Often the root cause of not feeling great lies within our digestive system, which for many people does not function well. This is often caused by eating the wrong foods, such as greasy take-aways, processed foods, (high in sugar and fat) or just not eating plenty of fruit and vegetables all of which have an impact on our well-being.
Digestion starts in the mouth: how many times have you eaten in a hurry in the car, or in front of the television, not paying much attention to the food you are consuming? Food needs to be thoroughly chewed, to break down the food and mixed with saliva , which contains enzymes that are needed for digestion.
Fruits and vegetables give a good intake of anti-oxidants, and phytochemicals that mop up cell damaging ’free radical’ molecules and are also a good source of  fibre, vitamins and minerals, all of which are needed to keep the immune system working well to prevent infections and illnesses. Fibre is needed to keep the digestive tract healthy and encourage muscle contractions to make sure all the waste is eliminated properly. Many people suffer from constipation because they do not eat enough fibre. This is not good for well-being, as toxins that sit in the intestines could cause many unpleasant diseases. Another cause of constipation is dehydration, and many people do not drink enough water.
Insufficient water can be the cause of headaches, affect your energy levels, mood, and ability to think clearly. Keeping hydrated is also good for the skin.
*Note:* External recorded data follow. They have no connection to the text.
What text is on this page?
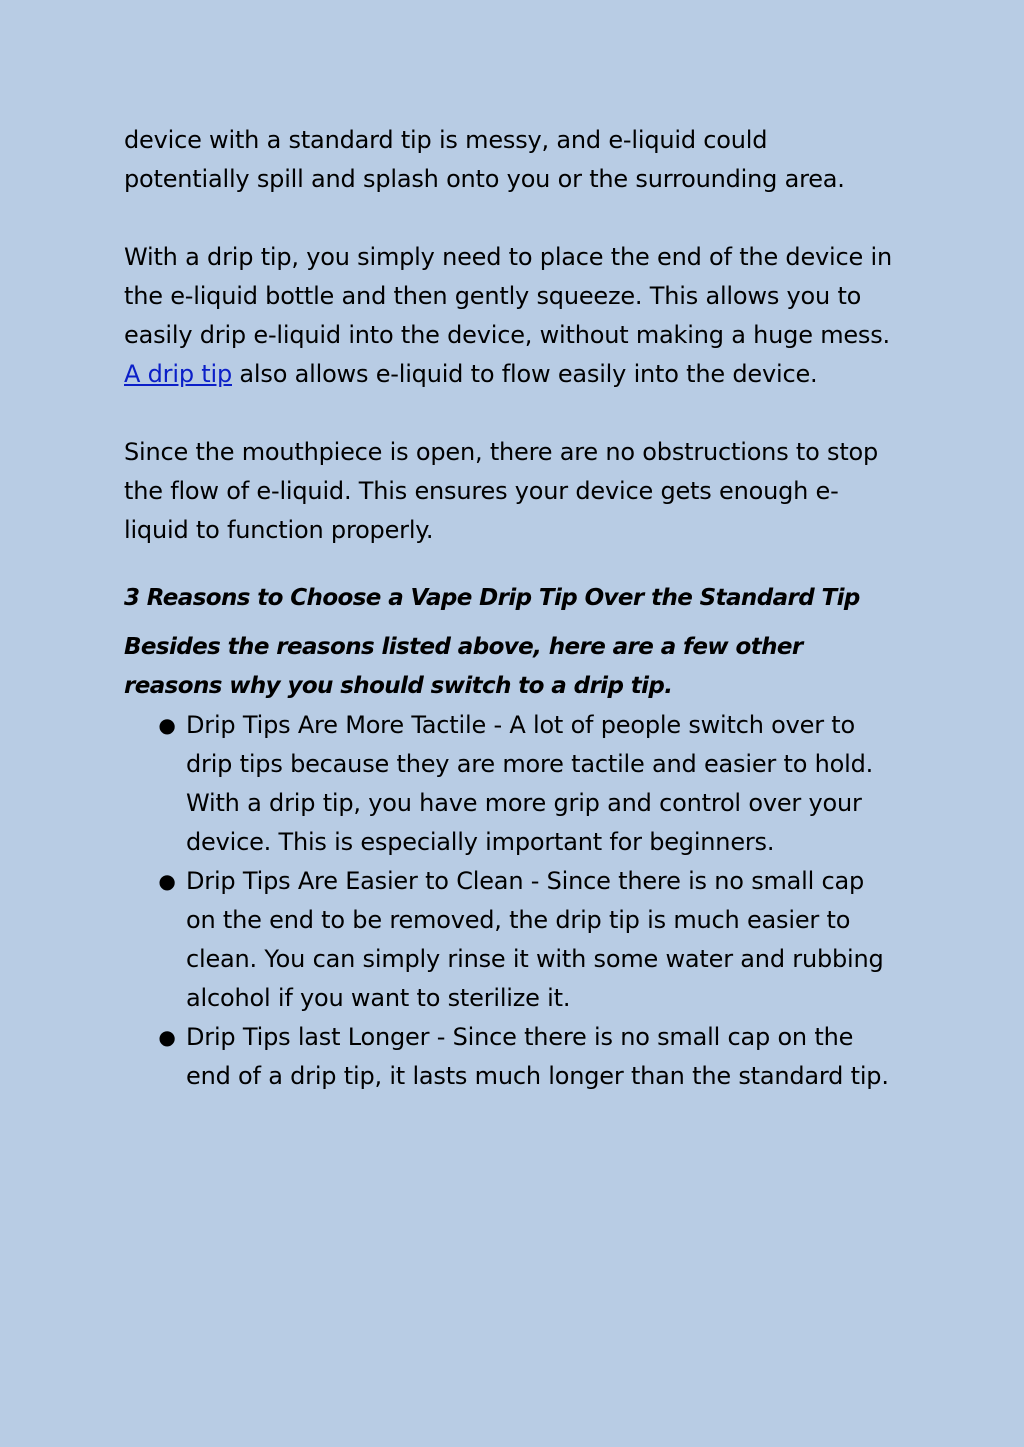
device with a standard tip is messy, and e-liquid could potentially spill and splash onto you or the surrounding area.

With a drip tip, you simply need to place the end of the device in the e-liquid bottle and then gently squeeze. This allows you to easily drip e-liquid into the device, without making a huge mess. A drip tip also allows e-liquid to flow easily into the device.

Since the mouthpiece is open, there are no obstructions to stop the flow of e-liquid. This ensures your device gets enough e-liquid to function properly.

3 Reasons to Choose a Vape Drip Tip Over the Standard Tip

Besides the reasons listed above, here are a few other reasons why you should switch to a drip tip.

● Drip Tips Are More Tactile - A lot of people switch over to drip tips because they are more tactile and easier to hold. With a drip tip, you have more grip and control over your device. This is especially important for beginners.
● Drip Tips Are Easier to Clean - Since there is no small cap on the end to be removed, the drip tip is much easier to clean. You can simply rinse it with some water and rubbing alcohol if you want to sterilize it.
● Drip Tips last Longer - Since there is no small cap on the end of a drip tip, it lasts much longer than the standard tip.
The key to health eating and good nutrition, is to be prepared, by making good choices when shopping. Try not to keep processed snacks in your house. Prepare some extra food for the week, such as a large batch of vegetable soup, so there’s always something healthy to eat. Scale down buying convenience foods, that is, anything in a package.
Your focus should be on eating nutritious foods that will protect your health and help you achieve a sense of well-being.

Make wellness a goal, rather than thinking only about weight loss, as going on unsustainable, gimmicky diets is not the solution. If you are overweight adopt a healthy lifestyle by eating real whole foods that are low GI, and stay active.

Research has shown that a bad diet is a major contributor to poor health, particularly heart disease, stroke, osteoporosis, and some cancers. It is a well known fact that there is a positive relationship between eating healthy eating and longevity. Such tips as eating plenty of vegetables and some fruits, a low saturated fat intake, reducing sugar and lowering salt consumption all help.
It is not only a long and healthy life that we wish for, but throughout life we would all like to experience a feeling of good health and well-being.

LORNA’S 10 TOP TIPS for Nutrition and Well-being

1 Try to eat at least 7 different portions a day, of vegetables than fruit, preferably more vegetables and keep fruit to 2 portions. Cut up some fruit and fresh vegetables to keep on hand whether to take to work, in the car for a long journey or just to eat while watching TV.

2 Aim for 6-8 glasses of water a day. Keep a glass jug of water at your work station to remind you to drink throughout the day. If you drink fizzy drinks, start by cutting out one drink a day and replacing with water.

3Slow down at mealtimes, give your body time to register that you are about to eat, and eat slower, so that you can feel getting full and avoid overeating. This way you will consume fewer calories and enjoy your food more.

4Replace one main meal a week with a vegetarian option, eat red meat only once a week.

5Pack a lunch for work to avoid having to buy less healthy food.

6Add variety to your salad, try difference coloured leaves, add shredded red cabbage for crunch, scatter over toasted pumpkin seeds and never use ready made salad dressing. Mix your own with good olive oil and lemon juice or cider vinegar.

7 Get an hour more sleep a day. Good sleep helps your body function better. We all need 7-9 hours of sleep. Remove all electric devices from the bedroom.

8 Daily relaxation is important to combat stress. Take 15-20 minutes day to relax, try yoga, meditation, some non-demanding reading or listen to calming music.

9 Walk more, try to incorporate this into your day. Even 5 minute mini walks two to three times a day is better than none.

10Reduce alcohol intake and quit smoking.